On the one hand they know the funding model of education is changing with the balance moving away from public funding towards alumni giving.
On the other hand, while many American schools feel comfortable fundraising for the worthy cause of education and to ask alumni for money, most European schools appear awkward in soliciting funds from their alumni.
If I had asked a European school a year or two ago if they solicit alumni – the typical response would be a shrug that things are a little different on this side of the Atlantic!
Simply put, I think most European schools until recently felt they had neither the will nor the ability to create a culture of giving similar to that which exists in the United States.
Times are changing.
Melissa Korn in the Wall Street Journal, wrote an intriguing piece a few months ago on the changing culture in European business schools towards fundraising. And I see that change in my day to day interactions with schools.

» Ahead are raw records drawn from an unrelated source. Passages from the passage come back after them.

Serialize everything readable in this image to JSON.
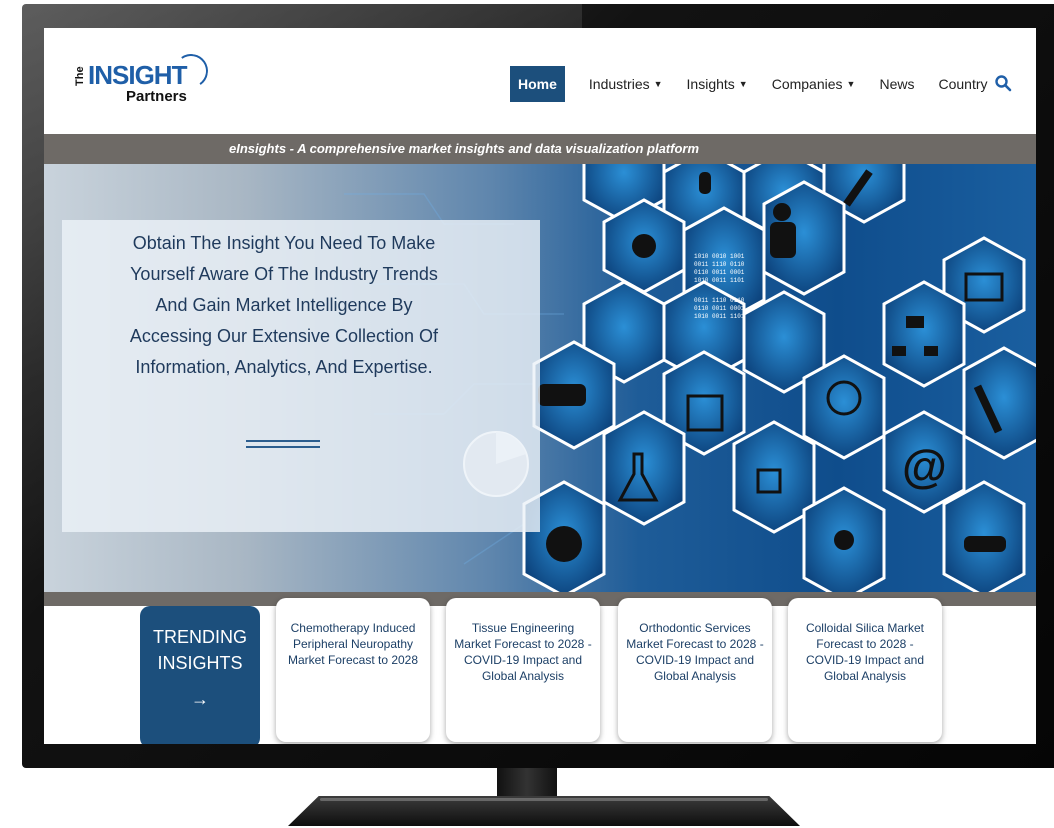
{
  "header": {
    "logo": {
      "the": "The",
      "insight": "INSIGHT",
      "partners": "Partners"
    },
    "nav": [
      {
        "label": "Home",
        "active": true,
        "dropdown": false
      },
      {
        "label": "Industries",
        "active": false,
        "dropdown": true
      },
      {
        "label": "Insights",
        "active": false,
        "dropdown": true
      },
      {
        "label": "Companies",
        "active": false,
        "dropdown": true
      },
      {
        "label": "News",
        "active": false,
        "dropdown": false
      },
      {
        "label": "Country",
        "active": false,
        "dropdown": false
      }
    ],
    "search_icon": "search-icon"
  },
  "banner": {
    "tagline": "eInsights - A comprehensive market insights and data visualization platform"
  },
  "hero": {
    "line1": "Obtain The Insight You Need To Make",
    "line2": "Yourself Aware Of The Industry Trends",
    "line3": "And Gain Market Intelligence By",
    "line4": "Accessing Our Extensive Collection Of",
    "line5": "Information, Analytics, And Expertise."
  },
  "trending": {
    "label_line1": "TRENDING",
    "label_line2": "INSIGHTS",
    "arrow": "→",
    "cards": [
      {
        "title": "Chemotherapy Induced Peripheral Neuropathy Market Forecast to 2028"
      },
      {
        "title": "Tissue Engineering Market Forecast to 2028 - COVID-19 Impact and Global Analysis"
      },
      {
        "title": "Orthodontic Services Market Forecast to 2028 - COVID-19 Impact and Global Analysis"
      },
      {
        "title": "Colloidal Silica Market Forecast to 2028 - COVID-19 Impact and Global Analysis"
      }
    ]
  },
  "colors": {
    "brand_blue": "#1c4f7c",
    "logo_blue": "#1f5fa8",
    "banner_gray": "#6e6a66"
  }
}
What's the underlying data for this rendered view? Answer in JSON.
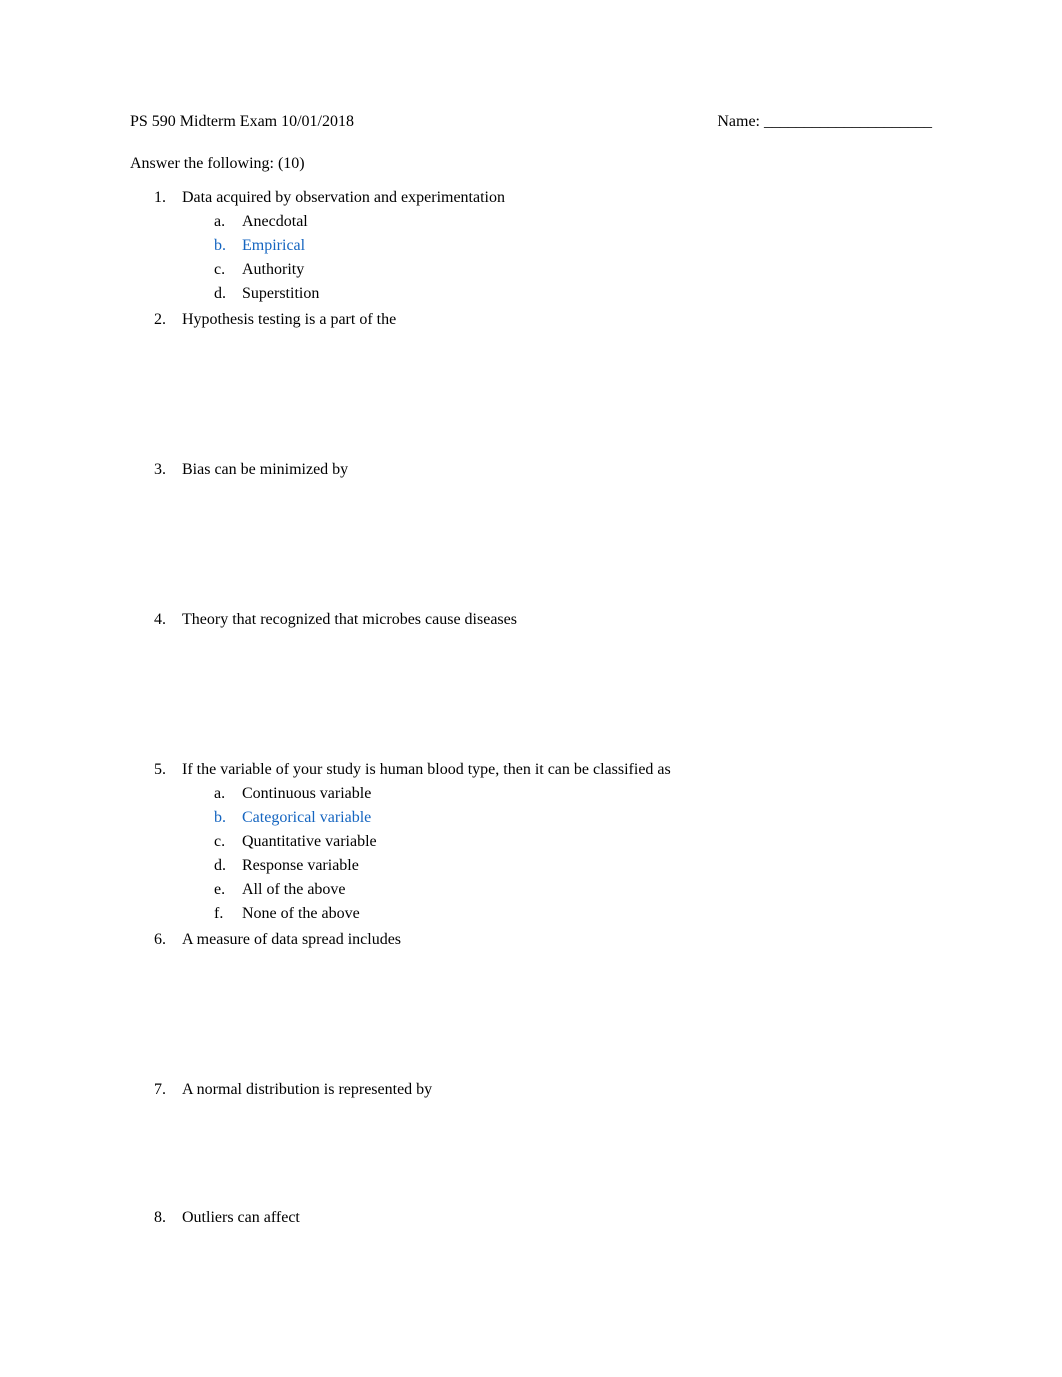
{
  "header": {
    "exam_title": "PS 590 Midterm Exam",
    "exam_date": "10/01/2018",
    "name_label": "Name: _____________________"
  },
  "instruction": "Answer the following: (10)",
  "questions": [
    {
      "number": "1.",
      "text": "Data acquired by observation and experimentation",
      "options": [
        {
          "label": "a.",
          "text": "Anecdotal",
          "highlighted": false
        },
        {
          "label": "b.",
          "text": "Empirical",
          "highlighted": true
        },
        {
          "label": "c.",
          "text": "Authority",
          "highlighted": false
        },
        {
          "label": "d.",
          "text": "Superstition",
          "highlighted": false
        }
      ]
    },
    {
      "number": "2.",
      "text": "Hypothesis testing is a part of the"
    },
    {
      "number": "3.",
      "text": "Bias can be minimized by"
    },
    {
      "number": "4.",
      "text": "Theory that recognized that microbes cause diseases"
    },
    {
      "number": "5.",
      "text": "If the variable of your study is human blood type, then it can be classified as",
      "options": [
        {
          "label": "a.",
          "text": "Continuous variable",
          "highlighted": false
        },
        {
          "label": "b.",
          "text": "Categorical variable",
          "highlighted": true
        },
        {
          "label": "c.",
          "text": "Quantitative variable",
          "highlighted": false
        },
        {
          "label": "d.",
          "text": "Response variable",
          "highlighted": false
        },
        {
          "label": "e.",
          "text": "All of the above",
          "highlighted": false
        },
        {
          "label": "f.",
          "text": "None of the above",
          "highlighted": false
        }
      ]
    },
    {
      "number": "6.",
      "text": "A measure of data spread includes"
    },
    {
      "number": "7.",
      "text": "A normal distribution is represented by"
    },
    {
      "number": "8.",
      "text": "Outliers can affect"
    }
  ]
}
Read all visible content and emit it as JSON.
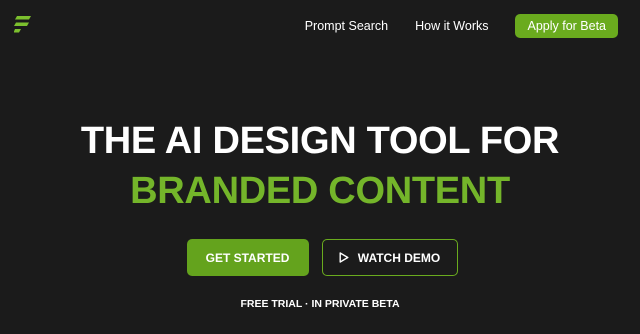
{
  "colors": {
    "background": "#1b1b1b",
    "accent": "#6aab1e",
    "accent_text": "#74b52a",
    "text": "#ffffff"
  },
  "header": {
    "logo_icon": "brand-logo-icon",
    "nav": [
      {
        "label": "Prompt Search"
      },
      {
        "label": "How it Works"
      }
    ],
    "cta_label": "Apply for Beta"
  },
  "hero": {
    "headline_line1": "THE AI DESIGN TOOL FOR",
    "headline_line2": "BRANDED CONTENT",
    "primary_button": "GET STARTED",
    "secondary_button": "WATCH DEMO",
    "secondary_icon": "play-icon",
    "note": "FREE TRIAL · IN PRIVATE BETA"
  }
}
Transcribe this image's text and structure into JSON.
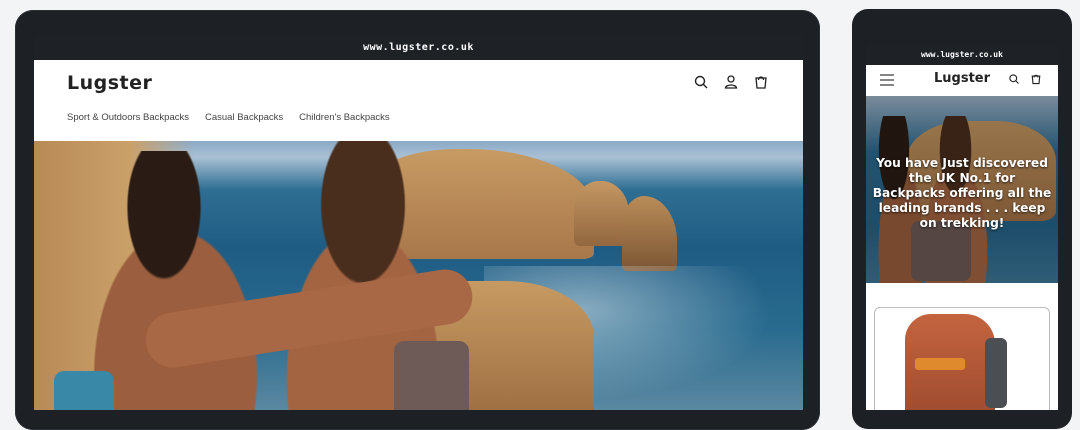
{
  "laptop": {
    "url": "www.lugster.co.uk",
    "brand": "Lugster",
    "nav": [
      {
        "label": "Sport & Outdoors Backpacks"
      },
      {
        "label": "Casual Backpacks"
      },
      {
        "label": "Children's Backpacks"
      }
    ],
    "icons": [
      "search-icon",
      "account-icon",
      "cart-icon"
    ],
    "hero_caption": ""
  },
  "phone": {
    "url": "www.lugster.co.uk",
    "brand": "Lugster",
    "icons": [
      "menu-icon",
      "search-icon",
      "cart-icon"
    ],
    "hero_text": "You have Just discovered the UK No.1 for Backpacks offering all the leading brands . . . keep on trekking!"
  },
  "colors": {
    "device_frame": "#1d2125",
    "page_bg": "#f3f4f6",
    "brand_text": "#222222"
  }
}
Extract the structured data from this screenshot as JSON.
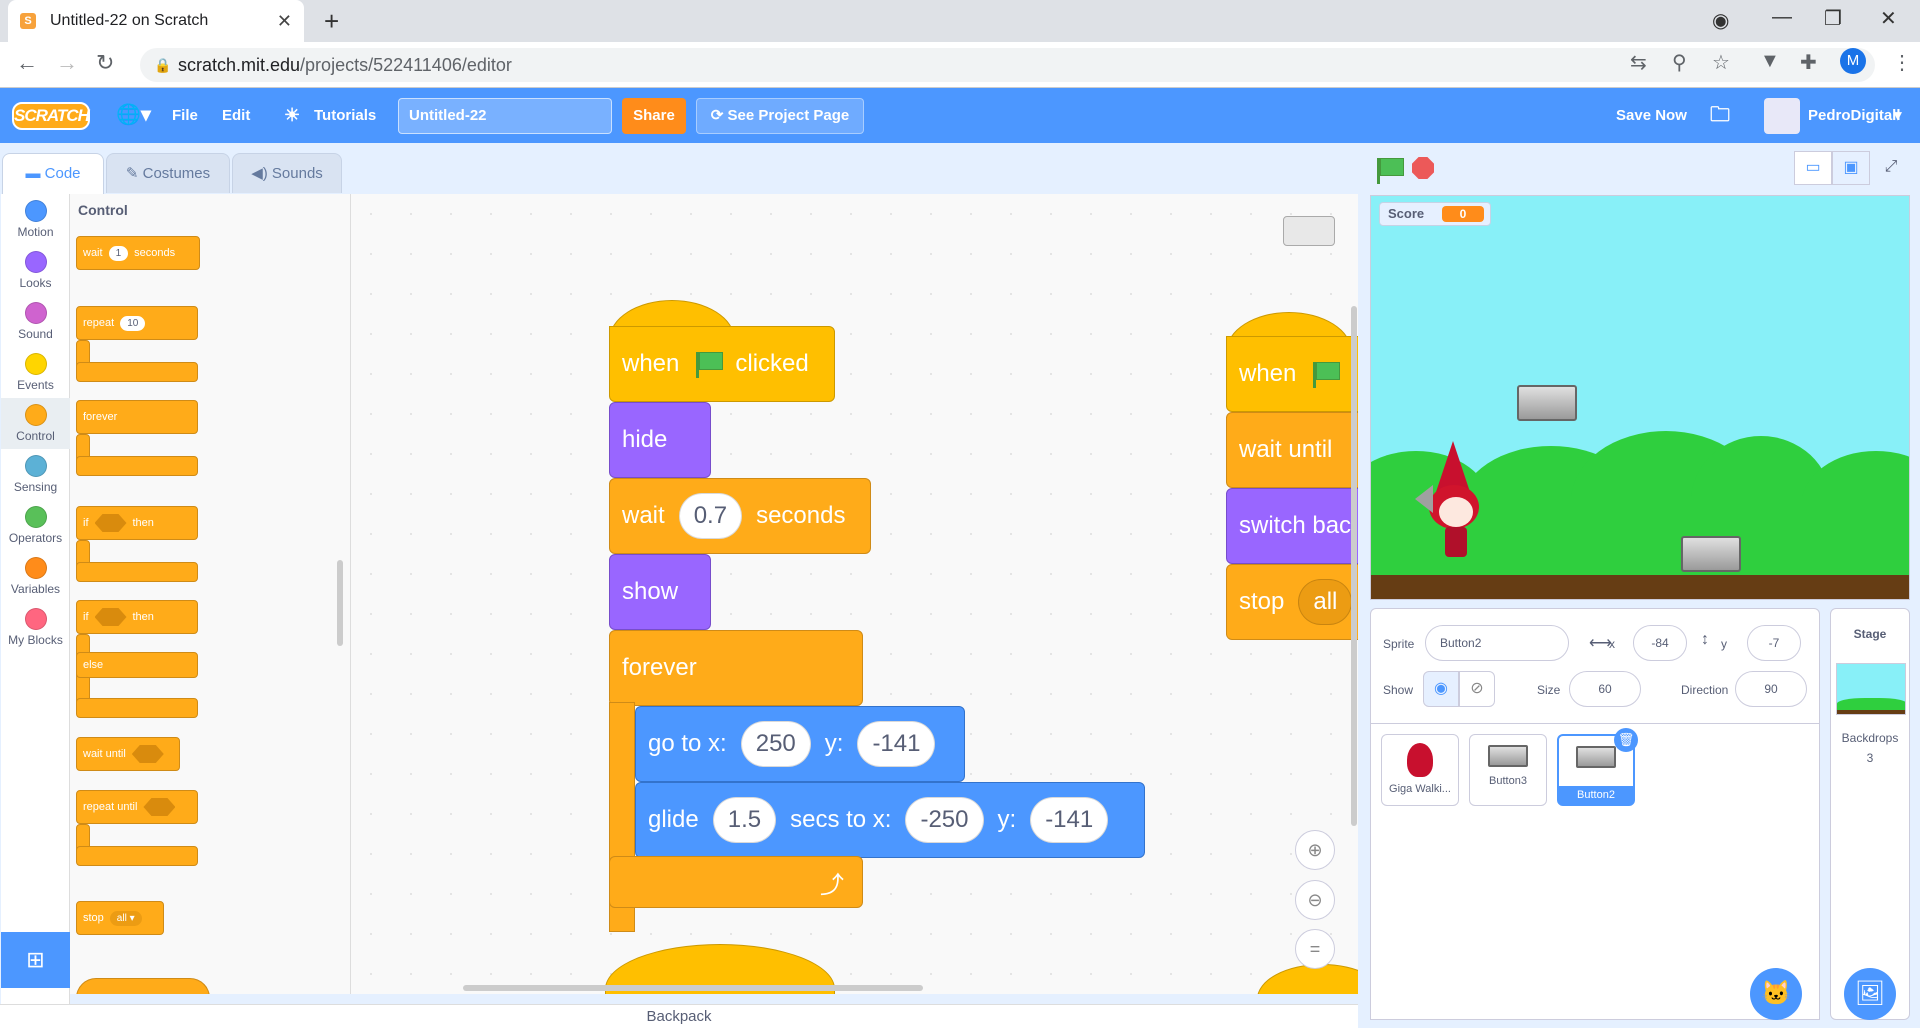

Schools in virtually every country in the world are realizing that they need to take a more serious interest in engaging alumni. Maybe not to solicit large funds today, but to begin to lay the foundations for tomorrow and to build critically the culture for future giving. So what are alumni relations best practices in this crucial area?
Elise Betz, Executive Director of Alumni Relations from the University of Pennsylvania recently gave an inspiring key note speech at the Graduway Global Leaders Summit.Her talk entitled ”Cultivating Roots: Building a Culture of Student Philanthropy and Engagement” was a bold example of how a school (albeit a top one), can strategically invest in their culture of giving with an eye on the very long term.
It may take some time, but I am convinced that someone will turn around 20 years from now and bless Elise for the work she and the leadership at Penn did in investing in their philanthropic culture.
It is well worth watching in full Elise’s keynote to see how she installed a tradition and culture of giving. This is undoubtedly examples of alumni relations best practices.
I took away three critical ingredients that were needed to make this ‘new’ culture stick.
Firstly, to get students involved in this culture of philanthropy while still on campus – approaching them once they graduate is clearly too late!
Secondly, to have not just the support but the active participation of the leadership of the University in the campaign to build that culture.
Finally, the determination, innovation and perseverance to get the new traditions and customs to stick. As Elise memorably articulated, schools need to stick to the line that ‘this is what we do here’ when helping to bed down the new culture – ‘a new tradition only takes two years to create!’
I am a believer. I am convinced that if any school, and I mean any school, is determined enough, they could also build a culture of philanthropy and alumni engagement.
Do you have experience of building such a culture in your institution? What are alumni relations best practices in this area?
What remains the biggest obstacle in making a new culture of giving stick in your institution and to ask alumni for money?
Do you agree that every school has the potential to create a philanthropic culture?